Desde o seu retorno à Casa Branca, o mandatário pressiona para que seu nome figure em instituições como o Institute of Peace ou nas cédulas de dólar. Em julho, ele se tornou o primeiro presidente americano em exercício a dar seu nome a um aeroporto, o de Palm Beach, no sudeste da Flórida — o mesmo que ele usa quando vai para o resort de luxo Mar-a-Lago, a sete quilômetros dali, onde vive com a família quando não está na Casa Branca. Também no mês passado, no Tennessee, funcionários inauguraram a ponte “Donald J. Trump”.

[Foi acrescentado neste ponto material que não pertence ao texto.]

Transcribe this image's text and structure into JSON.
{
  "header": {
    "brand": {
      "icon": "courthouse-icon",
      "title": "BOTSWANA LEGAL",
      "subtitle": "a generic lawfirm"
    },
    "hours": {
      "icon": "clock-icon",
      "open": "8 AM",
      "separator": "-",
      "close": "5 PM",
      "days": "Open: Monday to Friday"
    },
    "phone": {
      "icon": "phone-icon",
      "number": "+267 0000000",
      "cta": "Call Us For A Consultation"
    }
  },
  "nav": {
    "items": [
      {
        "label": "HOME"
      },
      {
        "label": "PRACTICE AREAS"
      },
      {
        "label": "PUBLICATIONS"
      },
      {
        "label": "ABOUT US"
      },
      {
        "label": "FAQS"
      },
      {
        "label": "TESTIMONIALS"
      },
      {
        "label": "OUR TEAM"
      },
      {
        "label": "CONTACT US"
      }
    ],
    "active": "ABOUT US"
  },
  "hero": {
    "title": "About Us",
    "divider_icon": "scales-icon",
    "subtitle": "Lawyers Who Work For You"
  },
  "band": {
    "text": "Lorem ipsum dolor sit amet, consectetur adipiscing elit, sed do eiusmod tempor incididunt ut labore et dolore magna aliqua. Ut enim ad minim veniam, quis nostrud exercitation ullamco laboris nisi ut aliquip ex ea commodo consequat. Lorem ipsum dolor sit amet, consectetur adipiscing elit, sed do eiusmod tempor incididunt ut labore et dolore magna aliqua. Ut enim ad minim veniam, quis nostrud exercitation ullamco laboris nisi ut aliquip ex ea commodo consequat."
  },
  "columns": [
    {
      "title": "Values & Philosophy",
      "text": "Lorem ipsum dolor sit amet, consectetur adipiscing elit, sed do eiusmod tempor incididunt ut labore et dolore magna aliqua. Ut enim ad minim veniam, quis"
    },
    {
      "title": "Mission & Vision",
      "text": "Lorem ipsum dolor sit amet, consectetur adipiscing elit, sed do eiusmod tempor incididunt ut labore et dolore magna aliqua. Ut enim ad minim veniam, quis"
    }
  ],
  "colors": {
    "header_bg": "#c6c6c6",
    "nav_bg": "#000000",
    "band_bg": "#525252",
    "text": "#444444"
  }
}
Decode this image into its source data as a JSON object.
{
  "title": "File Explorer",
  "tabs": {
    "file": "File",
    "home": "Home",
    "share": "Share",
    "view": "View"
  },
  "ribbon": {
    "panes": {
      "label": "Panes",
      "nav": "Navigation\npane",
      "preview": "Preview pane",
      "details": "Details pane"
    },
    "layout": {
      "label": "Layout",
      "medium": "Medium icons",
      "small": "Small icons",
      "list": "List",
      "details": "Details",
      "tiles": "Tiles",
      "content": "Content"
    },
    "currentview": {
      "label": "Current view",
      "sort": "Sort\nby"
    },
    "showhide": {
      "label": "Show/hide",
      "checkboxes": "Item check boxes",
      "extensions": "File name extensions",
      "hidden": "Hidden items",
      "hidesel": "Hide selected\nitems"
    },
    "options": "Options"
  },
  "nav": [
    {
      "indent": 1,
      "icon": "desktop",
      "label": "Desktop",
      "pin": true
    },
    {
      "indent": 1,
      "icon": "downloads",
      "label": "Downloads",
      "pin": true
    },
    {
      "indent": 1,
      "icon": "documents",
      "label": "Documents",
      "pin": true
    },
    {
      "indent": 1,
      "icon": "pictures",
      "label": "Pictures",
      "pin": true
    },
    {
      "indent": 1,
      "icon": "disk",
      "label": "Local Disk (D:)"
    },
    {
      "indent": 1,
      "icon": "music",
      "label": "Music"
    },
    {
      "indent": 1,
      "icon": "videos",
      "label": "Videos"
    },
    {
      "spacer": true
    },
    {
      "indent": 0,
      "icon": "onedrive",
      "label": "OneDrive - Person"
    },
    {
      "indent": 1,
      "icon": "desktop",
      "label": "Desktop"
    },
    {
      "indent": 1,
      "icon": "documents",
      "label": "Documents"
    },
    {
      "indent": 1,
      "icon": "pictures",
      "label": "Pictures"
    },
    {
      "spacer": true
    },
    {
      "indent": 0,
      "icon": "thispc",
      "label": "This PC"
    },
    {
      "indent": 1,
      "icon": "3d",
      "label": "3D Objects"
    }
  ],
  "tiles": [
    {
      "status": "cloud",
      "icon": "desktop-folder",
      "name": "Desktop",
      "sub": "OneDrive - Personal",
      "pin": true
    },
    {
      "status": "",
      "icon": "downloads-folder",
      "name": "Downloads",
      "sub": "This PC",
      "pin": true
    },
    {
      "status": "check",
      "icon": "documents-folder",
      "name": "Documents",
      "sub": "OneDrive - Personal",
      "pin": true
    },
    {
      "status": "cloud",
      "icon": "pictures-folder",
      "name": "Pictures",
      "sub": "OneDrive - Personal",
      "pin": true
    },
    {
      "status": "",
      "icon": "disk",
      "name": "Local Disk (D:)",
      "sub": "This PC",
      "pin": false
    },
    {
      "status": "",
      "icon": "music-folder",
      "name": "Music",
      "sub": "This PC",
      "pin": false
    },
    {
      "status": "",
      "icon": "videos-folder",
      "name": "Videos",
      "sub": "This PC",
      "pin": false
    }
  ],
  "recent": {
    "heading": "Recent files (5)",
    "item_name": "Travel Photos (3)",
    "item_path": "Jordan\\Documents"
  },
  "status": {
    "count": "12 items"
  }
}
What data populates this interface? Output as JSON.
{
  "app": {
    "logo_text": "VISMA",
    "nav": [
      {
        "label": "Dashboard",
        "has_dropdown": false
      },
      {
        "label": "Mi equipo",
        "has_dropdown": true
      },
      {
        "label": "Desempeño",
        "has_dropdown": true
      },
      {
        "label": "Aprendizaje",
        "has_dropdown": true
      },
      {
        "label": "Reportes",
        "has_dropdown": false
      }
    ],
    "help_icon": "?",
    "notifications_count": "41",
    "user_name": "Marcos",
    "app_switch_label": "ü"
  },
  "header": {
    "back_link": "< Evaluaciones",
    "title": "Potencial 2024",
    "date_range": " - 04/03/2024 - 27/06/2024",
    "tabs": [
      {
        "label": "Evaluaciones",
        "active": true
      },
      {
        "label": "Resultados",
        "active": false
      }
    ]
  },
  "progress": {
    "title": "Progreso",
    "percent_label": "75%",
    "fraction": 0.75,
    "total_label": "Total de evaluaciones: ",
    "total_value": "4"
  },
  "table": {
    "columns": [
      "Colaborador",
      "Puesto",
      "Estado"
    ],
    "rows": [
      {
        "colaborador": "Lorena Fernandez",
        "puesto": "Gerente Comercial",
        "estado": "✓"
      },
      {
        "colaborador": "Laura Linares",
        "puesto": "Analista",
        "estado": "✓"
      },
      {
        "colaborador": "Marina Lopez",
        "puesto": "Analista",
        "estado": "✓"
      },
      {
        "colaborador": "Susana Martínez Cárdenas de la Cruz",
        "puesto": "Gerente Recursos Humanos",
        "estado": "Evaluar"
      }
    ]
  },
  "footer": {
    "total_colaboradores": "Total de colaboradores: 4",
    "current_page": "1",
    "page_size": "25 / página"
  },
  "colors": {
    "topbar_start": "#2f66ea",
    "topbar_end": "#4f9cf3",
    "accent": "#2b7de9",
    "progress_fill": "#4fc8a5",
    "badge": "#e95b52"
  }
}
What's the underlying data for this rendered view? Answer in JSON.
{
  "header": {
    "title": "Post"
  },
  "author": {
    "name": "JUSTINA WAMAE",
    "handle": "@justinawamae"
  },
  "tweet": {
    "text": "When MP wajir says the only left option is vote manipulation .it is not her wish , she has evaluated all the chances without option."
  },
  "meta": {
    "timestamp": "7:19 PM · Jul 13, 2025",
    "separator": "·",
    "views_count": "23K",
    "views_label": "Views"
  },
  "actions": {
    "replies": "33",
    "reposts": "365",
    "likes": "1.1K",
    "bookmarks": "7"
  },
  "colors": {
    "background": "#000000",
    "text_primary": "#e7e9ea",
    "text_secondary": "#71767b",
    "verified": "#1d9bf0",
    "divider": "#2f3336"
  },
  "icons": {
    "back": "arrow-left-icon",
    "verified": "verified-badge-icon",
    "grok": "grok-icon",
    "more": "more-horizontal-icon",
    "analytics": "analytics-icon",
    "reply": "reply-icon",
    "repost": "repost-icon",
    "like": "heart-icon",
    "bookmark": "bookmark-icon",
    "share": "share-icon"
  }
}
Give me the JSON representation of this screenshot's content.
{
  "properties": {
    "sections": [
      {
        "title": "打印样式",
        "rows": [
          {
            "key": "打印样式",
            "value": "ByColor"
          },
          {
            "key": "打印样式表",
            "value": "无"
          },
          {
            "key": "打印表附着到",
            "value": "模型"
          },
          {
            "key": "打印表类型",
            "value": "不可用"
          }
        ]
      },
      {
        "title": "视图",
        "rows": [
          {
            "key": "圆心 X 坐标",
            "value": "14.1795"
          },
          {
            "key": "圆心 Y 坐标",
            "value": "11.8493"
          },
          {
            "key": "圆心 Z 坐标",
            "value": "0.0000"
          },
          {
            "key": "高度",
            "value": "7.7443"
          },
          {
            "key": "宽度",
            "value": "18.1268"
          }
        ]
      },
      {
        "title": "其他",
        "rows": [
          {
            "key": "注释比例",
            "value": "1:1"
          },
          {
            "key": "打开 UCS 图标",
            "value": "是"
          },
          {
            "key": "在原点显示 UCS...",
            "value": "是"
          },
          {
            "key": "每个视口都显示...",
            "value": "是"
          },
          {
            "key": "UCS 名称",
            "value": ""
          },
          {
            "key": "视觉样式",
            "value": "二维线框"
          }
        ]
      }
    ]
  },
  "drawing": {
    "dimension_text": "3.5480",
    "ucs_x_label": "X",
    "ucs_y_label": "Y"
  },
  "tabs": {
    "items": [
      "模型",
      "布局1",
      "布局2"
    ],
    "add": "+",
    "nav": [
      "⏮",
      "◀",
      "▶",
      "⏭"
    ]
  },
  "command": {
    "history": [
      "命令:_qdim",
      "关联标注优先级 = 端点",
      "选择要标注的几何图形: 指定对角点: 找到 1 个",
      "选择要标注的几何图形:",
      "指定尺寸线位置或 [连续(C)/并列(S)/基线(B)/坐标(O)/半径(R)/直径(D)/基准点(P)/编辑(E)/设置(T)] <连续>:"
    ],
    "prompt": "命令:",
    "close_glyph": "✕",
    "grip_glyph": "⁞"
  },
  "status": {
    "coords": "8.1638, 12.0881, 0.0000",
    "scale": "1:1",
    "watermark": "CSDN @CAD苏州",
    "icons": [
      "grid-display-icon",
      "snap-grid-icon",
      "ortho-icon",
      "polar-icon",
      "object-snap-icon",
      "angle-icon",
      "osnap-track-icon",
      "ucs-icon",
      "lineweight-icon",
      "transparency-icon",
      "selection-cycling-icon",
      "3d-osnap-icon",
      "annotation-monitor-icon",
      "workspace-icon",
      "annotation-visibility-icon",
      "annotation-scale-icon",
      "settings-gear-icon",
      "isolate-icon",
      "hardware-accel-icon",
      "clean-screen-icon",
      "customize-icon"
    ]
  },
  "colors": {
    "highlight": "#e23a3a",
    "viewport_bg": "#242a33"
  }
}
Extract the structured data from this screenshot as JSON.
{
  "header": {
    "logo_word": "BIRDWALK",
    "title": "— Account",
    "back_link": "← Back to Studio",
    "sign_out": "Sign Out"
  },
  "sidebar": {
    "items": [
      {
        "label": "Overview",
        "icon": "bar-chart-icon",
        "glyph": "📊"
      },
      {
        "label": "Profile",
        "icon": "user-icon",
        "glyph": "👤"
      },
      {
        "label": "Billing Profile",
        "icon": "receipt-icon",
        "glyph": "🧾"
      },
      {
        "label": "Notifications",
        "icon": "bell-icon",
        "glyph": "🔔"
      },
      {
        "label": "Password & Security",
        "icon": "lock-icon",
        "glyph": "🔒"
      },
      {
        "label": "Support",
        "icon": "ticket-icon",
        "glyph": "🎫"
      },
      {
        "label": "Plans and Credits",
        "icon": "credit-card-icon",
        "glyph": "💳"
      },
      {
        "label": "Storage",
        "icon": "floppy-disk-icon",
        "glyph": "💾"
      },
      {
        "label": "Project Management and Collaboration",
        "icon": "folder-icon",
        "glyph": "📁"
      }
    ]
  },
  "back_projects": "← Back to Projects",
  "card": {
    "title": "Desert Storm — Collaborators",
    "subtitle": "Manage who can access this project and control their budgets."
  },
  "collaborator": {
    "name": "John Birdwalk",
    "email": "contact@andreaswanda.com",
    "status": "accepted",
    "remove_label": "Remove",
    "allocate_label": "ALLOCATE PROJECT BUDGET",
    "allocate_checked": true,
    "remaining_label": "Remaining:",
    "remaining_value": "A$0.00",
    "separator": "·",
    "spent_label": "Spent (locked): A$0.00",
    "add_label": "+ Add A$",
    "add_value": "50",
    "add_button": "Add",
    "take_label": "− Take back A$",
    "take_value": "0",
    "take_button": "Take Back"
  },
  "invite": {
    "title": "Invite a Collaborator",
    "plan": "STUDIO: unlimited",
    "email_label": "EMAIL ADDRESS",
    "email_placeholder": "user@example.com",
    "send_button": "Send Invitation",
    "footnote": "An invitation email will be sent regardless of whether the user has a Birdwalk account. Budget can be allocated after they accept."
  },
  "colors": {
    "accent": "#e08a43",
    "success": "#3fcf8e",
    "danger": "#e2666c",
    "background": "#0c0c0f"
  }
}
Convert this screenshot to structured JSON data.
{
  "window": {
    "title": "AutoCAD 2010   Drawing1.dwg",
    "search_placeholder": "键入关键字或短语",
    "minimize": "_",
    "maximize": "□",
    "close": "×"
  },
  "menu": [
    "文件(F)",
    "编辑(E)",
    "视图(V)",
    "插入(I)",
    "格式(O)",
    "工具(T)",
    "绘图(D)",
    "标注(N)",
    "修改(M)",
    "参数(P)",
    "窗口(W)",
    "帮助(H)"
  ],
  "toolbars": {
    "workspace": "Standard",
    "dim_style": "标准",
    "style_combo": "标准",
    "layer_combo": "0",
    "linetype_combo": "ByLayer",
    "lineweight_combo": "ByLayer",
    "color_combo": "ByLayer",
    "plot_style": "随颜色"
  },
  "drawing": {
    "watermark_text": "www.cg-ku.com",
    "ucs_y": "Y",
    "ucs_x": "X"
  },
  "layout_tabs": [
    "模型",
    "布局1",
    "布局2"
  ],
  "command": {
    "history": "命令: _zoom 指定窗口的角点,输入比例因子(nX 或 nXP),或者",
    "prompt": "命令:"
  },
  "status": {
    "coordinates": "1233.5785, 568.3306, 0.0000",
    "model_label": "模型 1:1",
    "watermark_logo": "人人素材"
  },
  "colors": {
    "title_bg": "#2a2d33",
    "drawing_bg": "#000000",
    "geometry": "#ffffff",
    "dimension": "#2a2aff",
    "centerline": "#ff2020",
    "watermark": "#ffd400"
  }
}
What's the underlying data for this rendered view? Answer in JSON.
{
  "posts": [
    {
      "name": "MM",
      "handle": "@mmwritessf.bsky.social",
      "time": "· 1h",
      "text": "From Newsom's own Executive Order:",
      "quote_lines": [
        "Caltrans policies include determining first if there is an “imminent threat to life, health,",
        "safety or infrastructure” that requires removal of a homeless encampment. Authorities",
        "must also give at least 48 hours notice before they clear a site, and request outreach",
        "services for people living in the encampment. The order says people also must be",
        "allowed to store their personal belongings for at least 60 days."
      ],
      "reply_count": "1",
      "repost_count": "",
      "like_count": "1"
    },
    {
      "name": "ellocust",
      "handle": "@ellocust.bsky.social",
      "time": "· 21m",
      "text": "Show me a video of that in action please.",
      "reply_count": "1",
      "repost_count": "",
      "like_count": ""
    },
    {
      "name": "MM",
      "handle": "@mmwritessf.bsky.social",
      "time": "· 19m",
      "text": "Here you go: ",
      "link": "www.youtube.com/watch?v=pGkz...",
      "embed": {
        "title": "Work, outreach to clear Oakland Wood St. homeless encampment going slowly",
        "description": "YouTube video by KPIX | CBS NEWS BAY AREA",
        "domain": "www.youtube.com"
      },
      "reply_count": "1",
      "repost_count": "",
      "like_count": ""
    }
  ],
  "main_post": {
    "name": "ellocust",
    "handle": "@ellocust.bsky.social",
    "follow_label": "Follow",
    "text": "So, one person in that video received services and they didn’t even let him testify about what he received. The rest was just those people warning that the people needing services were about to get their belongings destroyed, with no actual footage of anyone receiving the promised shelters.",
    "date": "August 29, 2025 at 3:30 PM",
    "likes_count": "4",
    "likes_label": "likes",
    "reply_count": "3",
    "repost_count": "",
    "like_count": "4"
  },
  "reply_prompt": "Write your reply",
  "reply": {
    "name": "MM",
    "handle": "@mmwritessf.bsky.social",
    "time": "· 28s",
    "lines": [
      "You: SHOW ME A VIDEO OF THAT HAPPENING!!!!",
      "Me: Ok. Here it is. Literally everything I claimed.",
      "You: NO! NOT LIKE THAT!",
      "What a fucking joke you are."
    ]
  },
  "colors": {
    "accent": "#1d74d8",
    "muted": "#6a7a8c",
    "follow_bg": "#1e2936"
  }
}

No mês passado, o Kennedy Center, em Washington, que também havia sido rebatizado em homenagem a Trump, recuperou sua denominação original depois que um juiz determinou que apenas o Congresso podia autorizar a mudança.

“Segurança nacional”

No caso do salão de baile, o advogado do Departamento de Justiça, Yaakov Roth, afirmou durante audiências judiciais anteriores que tribunais não têm jurisdição para avaliar a legitimidade do projeto financiado por recursos privados. O jurista argumentou que a “preferência arquitetônica” do Fundo Nacional para a Preservação Histórica não deveria prevalecer sobre preocupações da ordem da “segurança nacional”, citando evidências de que a antiga Ala Leste deixava o presidente e outras pessoas na Casa Branca vulneráveis ​​a ataques.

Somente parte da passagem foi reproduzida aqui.